-
Bug
-
Resolution: Unresolved
-
Major
-
None
-
Ubuntu 22.04
Docker jenkins/jenkins:latest-jdk17 (currently Jenkins 2.420)
LDAP Plugin Version694.vc02a_69c9787f
External Monitor Job Type Plugin Version207.v98a_a_37a_85525
Introduction
We have the following configuration:
- Jenkins server on internal IP 10.156.0.107
- LDAP Server #1 on internal IP 10.156.0.119
- LDAP Server #2 on internal IP 10.156.15.194
The LDAP plugin is running on the Jenkins server. In the security settings of Jenkins, LDAP is configured as a security realm with LDAP #2 as the first server and LDAP #1 as the second server.
There are about 500 External Jobs configured on the Jenkins server.
The External Jobs are not all on the same subnet. They call the jenkins using the $URL directed to the internal IP in /etc/hosts if the servers are on the same subnet.
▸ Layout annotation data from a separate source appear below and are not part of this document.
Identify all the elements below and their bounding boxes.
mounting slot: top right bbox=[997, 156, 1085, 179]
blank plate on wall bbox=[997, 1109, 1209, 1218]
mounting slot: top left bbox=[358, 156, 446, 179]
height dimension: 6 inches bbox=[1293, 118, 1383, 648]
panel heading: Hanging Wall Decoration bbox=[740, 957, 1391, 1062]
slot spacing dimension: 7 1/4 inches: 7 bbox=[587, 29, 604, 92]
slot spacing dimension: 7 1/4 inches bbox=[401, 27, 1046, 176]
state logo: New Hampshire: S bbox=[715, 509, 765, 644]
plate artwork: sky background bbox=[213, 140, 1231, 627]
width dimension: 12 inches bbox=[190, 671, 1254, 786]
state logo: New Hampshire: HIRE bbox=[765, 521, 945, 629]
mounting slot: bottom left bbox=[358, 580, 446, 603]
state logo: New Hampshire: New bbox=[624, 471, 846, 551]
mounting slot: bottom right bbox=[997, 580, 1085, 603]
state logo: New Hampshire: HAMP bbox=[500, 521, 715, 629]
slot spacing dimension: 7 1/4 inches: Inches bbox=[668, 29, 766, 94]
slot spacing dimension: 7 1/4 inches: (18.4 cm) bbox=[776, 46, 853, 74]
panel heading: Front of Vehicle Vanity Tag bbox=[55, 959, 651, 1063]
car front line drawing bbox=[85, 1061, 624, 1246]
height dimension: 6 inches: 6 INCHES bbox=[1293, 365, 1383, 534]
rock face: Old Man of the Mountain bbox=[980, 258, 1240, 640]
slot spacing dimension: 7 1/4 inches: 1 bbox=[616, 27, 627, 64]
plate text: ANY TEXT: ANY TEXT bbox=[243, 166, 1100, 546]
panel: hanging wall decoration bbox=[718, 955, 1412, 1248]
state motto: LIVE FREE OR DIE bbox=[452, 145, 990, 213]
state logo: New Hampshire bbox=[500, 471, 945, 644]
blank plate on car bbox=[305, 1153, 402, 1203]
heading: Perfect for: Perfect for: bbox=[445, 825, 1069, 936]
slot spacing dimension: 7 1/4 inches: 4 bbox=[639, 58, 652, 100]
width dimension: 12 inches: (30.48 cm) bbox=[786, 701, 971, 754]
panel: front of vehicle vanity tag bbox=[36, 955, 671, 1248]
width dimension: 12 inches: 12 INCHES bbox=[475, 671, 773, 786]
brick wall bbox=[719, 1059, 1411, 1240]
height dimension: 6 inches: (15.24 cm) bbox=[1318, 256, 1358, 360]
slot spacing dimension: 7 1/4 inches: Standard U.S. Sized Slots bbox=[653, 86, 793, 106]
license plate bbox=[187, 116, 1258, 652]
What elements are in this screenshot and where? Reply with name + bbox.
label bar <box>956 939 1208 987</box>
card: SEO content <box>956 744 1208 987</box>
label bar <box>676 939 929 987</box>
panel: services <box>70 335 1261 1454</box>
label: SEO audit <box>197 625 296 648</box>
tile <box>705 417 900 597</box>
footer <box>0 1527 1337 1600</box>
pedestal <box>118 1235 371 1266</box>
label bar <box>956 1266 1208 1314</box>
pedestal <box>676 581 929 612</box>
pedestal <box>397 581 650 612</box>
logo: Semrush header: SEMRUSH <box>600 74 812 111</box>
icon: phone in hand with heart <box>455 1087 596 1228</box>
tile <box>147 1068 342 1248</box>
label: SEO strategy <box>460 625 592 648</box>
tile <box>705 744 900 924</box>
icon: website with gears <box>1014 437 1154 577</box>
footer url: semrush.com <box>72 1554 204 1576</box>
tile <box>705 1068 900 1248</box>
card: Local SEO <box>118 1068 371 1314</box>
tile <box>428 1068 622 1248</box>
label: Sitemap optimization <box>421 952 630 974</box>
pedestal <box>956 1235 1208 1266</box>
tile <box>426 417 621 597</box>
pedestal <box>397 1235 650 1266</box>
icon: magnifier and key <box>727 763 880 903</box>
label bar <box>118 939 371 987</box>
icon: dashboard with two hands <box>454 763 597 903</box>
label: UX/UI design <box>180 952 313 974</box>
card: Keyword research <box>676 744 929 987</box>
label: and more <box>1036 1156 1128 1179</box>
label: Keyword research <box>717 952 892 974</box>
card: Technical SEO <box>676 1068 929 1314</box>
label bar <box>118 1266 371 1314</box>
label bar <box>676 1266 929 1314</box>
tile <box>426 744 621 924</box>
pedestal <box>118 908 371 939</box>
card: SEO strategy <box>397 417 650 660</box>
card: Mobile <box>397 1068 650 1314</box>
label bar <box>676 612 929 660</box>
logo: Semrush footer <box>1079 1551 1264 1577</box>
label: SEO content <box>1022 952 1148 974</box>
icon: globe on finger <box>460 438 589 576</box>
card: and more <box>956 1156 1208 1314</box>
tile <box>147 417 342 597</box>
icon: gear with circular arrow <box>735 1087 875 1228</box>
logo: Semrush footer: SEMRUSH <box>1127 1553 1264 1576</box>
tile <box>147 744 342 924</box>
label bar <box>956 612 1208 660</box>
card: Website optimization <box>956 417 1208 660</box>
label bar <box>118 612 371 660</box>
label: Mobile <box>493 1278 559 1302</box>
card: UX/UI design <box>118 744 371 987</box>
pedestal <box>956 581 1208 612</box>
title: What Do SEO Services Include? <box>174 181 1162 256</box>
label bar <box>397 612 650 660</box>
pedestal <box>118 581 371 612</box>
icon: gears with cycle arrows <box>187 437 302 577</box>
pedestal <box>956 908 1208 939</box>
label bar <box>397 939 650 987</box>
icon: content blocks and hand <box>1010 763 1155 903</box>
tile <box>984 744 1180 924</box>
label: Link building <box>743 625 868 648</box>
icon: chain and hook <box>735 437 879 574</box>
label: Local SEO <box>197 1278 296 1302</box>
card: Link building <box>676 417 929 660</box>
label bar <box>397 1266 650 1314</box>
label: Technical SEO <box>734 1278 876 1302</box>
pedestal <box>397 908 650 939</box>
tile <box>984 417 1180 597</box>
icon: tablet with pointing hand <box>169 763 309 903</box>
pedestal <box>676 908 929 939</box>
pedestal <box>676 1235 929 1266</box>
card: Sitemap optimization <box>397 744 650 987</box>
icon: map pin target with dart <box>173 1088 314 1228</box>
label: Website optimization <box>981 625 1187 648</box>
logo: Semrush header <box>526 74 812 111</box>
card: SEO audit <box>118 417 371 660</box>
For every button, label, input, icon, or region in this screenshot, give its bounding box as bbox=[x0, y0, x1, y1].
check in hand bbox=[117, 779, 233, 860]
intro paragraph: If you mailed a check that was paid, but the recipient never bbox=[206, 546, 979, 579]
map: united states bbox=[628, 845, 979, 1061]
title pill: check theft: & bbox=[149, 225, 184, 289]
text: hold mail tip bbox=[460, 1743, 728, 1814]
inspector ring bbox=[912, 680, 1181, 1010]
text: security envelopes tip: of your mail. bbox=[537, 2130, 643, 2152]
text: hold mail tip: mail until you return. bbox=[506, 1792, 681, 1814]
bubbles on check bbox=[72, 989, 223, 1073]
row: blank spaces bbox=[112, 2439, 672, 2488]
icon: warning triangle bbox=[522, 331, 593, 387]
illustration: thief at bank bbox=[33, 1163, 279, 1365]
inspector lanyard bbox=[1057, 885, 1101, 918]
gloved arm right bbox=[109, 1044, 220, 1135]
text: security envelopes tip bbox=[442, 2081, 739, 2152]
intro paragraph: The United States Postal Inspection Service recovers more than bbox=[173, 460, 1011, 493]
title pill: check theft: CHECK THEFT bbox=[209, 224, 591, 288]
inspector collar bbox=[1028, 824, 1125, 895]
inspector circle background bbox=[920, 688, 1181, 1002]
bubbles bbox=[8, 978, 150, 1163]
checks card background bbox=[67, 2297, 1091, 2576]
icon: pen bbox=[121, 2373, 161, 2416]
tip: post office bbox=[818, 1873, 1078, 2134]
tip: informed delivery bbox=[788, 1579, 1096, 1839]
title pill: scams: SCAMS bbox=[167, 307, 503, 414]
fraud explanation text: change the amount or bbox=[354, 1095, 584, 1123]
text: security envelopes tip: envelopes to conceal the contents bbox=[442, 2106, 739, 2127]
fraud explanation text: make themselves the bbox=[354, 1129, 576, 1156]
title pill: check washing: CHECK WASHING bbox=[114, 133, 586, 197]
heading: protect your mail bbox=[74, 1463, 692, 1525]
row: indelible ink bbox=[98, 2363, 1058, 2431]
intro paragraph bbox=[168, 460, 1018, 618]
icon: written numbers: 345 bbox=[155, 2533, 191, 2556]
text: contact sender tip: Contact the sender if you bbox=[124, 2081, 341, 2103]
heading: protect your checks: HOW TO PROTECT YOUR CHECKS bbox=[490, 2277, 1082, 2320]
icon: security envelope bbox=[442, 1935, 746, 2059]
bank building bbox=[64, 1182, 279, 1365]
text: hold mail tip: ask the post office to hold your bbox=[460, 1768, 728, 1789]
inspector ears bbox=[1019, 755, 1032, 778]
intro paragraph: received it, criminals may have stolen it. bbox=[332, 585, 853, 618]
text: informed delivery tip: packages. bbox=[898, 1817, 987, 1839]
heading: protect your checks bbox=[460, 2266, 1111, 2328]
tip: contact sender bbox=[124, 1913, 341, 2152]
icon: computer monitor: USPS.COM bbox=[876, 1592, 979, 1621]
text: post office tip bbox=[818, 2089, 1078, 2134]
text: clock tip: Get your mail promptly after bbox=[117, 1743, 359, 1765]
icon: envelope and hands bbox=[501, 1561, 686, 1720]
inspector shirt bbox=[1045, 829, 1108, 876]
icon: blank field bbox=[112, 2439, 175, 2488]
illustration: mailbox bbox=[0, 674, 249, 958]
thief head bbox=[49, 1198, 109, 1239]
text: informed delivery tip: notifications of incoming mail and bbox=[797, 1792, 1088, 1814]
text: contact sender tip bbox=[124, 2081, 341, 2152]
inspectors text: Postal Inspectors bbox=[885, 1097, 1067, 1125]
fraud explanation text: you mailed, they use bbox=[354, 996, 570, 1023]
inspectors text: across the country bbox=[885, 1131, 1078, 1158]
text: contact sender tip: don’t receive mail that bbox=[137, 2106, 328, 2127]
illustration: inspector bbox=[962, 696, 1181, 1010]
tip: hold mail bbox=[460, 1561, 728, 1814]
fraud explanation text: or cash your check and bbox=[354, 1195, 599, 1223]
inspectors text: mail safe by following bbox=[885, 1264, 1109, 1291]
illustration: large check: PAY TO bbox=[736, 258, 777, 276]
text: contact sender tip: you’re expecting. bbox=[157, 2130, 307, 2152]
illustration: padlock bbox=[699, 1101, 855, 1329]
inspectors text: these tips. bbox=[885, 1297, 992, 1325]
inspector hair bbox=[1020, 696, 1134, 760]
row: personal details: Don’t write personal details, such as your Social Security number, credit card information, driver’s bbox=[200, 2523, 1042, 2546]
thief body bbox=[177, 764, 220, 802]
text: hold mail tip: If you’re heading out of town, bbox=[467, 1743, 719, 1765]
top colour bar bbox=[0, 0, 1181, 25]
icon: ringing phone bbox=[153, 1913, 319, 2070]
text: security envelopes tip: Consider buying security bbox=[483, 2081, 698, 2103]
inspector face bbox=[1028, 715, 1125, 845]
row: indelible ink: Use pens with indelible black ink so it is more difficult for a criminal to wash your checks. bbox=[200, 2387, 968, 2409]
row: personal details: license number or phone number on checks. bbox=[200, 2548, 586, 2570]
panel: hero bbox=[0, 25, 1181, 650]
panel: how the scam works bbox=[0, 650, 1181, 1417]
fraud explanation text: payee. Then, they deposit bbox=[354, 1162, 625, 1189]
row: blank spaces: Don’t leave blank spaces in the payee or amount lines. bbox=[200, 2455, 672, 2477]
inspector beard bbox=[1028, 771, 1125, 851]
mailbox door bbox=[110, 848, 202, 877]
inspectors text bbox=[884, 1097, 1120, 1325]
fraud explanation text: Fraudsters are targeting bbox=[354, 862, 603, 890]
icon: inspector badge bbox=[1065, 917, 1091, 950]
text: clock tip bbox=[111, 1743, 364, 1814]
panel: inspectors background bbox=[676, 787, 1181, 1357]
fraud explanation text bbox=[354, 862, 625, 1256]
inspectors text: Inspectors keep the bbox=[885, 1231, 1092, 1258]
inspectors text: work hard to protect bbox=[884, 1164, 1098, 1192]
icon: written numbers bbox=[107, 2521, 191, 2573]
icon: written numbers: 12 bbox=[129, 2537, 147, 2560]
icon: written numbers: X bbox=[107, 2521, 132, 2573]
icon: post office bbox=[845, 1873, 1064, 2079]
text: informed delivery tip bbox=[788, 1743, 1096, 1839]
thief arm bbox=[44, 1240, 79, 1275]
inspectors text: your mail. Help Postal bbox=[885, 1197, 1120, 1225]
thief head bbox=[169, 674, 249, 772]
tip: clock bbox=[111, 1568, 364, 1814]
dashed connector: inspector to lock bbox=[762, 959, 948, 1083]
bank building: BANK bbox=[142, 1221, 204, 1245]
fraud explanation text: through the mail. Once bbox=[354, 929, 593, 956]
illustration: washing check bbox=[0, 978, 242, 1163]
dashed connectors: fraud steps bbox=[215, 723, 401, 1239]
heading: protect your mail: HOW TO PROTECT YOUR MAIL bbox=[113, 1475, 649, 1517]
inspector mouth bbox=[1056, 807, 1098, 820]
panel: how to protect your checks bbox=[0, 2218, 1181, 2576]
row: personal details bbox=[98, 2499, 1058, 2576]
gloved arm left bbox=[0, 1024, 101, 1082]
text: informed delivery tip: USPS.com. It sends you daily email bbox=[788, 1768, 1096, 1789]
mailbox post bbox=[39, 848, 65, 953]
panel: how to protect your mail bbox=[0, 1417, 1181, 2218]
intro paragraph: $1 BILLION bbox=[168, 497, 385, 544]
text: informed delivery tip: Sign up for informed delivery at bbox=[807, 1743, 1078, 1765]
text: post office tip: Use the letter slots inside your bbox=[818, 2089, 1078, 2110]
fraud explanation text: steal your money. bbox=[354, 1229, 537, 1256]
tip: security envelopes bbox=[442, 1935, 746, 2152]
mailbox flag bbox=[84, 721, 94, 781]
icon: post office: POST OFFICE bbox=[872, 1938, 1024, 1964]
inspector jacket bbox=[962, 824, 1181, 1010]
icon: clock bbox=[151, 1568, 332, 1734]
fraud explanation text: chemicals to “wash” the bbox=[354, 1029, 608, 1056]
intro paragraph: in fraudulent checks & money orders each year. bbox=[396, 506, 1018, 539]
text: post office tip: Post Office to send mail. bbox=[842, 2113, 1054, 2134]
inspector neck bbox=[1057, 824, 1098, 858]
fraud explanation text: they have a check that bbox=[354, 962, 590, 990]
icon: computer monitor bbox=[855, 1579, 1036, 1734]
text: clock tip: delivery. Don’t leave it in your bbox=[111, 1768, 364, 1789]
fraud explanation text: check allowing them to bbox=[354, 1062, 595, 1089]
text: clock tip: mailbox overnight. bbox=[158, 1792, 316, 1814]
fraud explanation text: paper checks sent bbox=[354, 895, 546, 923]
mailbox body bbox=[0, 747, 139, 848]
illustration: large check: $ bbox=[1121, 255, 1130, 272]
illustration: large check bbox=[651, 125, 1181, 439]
For the other servers, the name resolution is done via DNS.
The External Jobs are called on the respective system in this form:
$JAVA -jar /usr/local/jenkins/jenkins-cli.jar -s "https://$(USER):$(PASSWORD)@$"(URL) -webSocket set-external-build-result --job "${SERVER}_${JOBNAME}" -r "$status" -d "$runtime" -l - < ${TMPFILE}.gz;
Option -webSocket is set. It works like -http but using WebSocket (works better with most reverse proxies).
Since our Jenkins is running under Docker behind a reverse proxy we have set the -webSocket option.
So far so good - Jenkins works fine. LDAP authentication of users and external jobs works fine.
Now to the problem
On the LDAP server #2 the RAM is running full overnight.
It seems that the LDAP plugin could be the cause. We can reproduce this if we set LDAP Server #1 as the primary server in the Jenkins Security Settings. Then the RAM runs full here.
Troubleshooting approaches
Apparently the 500 jobs leave sockets open here and there, which we can see on the LDAP server with:
ss |grep 10.156.0.107 tcp ESTAB 0 0 [::ffff:10.156.15.194]:ldap [::ffff:10.156.0.107]:50104 tcp ESTAB 0 0 [::ffff:10.156.15.194]:ldap [::ffff:10.156.0.107]:50884 tcp ESTAB 0 0 [::ffff:10.156.15.194]:ldap [::ffff:10.156.0.107]:50108 tcp ESTAB 0 0 [::ffff:10.156.15.194]:ldap [::ffff:10.156.0.107]:50454 tcp ESTAB 0 0 [::ffff:10.156.15.194]:ldap [::ffff:10.156.0.107]:50102 tcp ESTAB 0 0 [::ffff:10.156.15.194]:ldap [::ffff:10.156.0.107]:33438 tcp ESTAB 0 0 [::ffff:10.156.15.194]:ldap [::ffff:10.156.0.107]:33032
On the servers where the external jobs are running, we see stuck External Jenkins jobs with::
ps aux |grep jenkins-cli.jar
root 1400923 0.1 0.0 5771952 11768 ? Sl Jul23 87:28 /usr/bin/java -jar /usr/local/jenkins/jenkins-cli.jar -s https://xxx:xxx@xxx/ -webSocket set-external-build-result --job yyy -r 0 -d 56355 -l - root 2185574 0.1 0.5 5772016 69072 ? Sl Aug23 15:00 /usr/bin/java -jar /usr/local/jenkins/jenkins-cli.jar -s https://xxx:xxx@xxx/ -webSocket set-external-build-result --job yyy -r 0 -d 58553 -l - root 3095506 0.1 0.1 5771952 13112 ? Sl Jul20 107:18 /usr/bin/java -jar /usr/local/jenkins/jenkins-cli.jar -s https://xxx:xxx@xxx/ -webSocket set-external-build-result --job yyy -r 0 -d 56254 -l -
Workaround
As a workaround, we set up a cronjob on LDAP Server #2 that stops and restarts the LDAP service at night. This empties the RAM and the game starts all over again.
I have attached a screenshot of the memory usage of LDAP server #2 to this issue.
Please let me know if you need further information.